Decision-makers must also be mindful that employees may feel that introducing video cameras to their workplace is an invasion of privacy. If employers do not communicate about this well, it can lead to a breakdown of trust and low morale, effectively undermining any gains realised by video analytics systems. Individuals may feel that their personal freedom is being infringed and fear the potential consequences of their data being mishandled, leading to poor employee retention and difficulty attracting new talent.
Insight without invading privacy

These concerns, however, do not entail a dead end for the potential of video analytics in manufacturing. As with any new implementation to the workplace, business leaders must be completely transparent with employees as to the purpose of cameras and who will have access to the data. Individuals are far more likely to welcome video analysis when they have a clear idea of its benefits; if they know it could save time and prevent workplace accidents. It is also important for employers to be upfront about what data is being collected and how it will be protected. Anyone recorded on the cameras should have the ability to request access to all personal data so that they can confirm its accuracy and request its erasure. It is also beneficial to make the implementation as collaborative as possible, by obtaining consent from employees, trade unions and work councils.

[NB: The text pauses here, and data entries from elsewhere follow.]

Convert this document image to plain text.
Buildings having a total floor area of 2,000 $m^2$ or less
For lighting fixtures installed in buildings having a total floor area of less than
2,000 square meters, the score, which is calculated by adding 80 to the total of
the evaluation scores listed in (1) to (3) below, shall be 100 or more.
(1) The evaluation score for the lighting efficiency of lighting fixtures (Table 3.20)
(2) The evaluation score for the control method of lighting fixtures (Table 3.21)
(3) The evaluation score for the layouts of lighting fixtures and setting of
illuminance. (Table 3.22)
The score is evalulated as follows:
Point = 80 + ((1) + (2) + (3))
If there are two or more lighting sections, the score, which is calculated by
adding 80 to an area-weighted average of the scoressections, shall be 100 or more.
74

When processing huge amounts of information like those collected by video systems, organisations can find themselves torn between maximising the potential of analytics and protecting individuals’ data. But business leaders don’t need to compromise on either: with proper planning and the right tools, video analytics can deliver crucial insights while safeguarding sensitive data. Implementing software that makes personally identifiable information such as faces, heads and number plates unrecognisable renders video footage anonymous. This allows the recording to become exempt from GDPR, reducing the restrictions on its usage and handling.

What remains is the useful data about patterns, trends and anomalies in manufacturing procedures and employees’ activities. Video analysis can thus still deliver on its potential to keep warehouse workers safer and processes more efficient, without compromising on data security.

If manufacturing organisations prioritise data privacy, the insights from video analytics feeds can bring huge benefits, while minimising the time and manpower it would take to make the same observations manually. With technology constantly evolving, the uses for intelligent video systems are likely to continue growing. But to harness this potential, business leaders must be willing and able to contend with the risks that come with collecting such a huge amount of data. Anonymising camera feeds from factories, warehouses and other manufacturing facilities ensures that this data is not only handled and stored responsibly, but is also recorded in a legally secure way. Organisations can reap the benefits of reliable intelligence without exposing themselves to the dangers of a data breach or hack.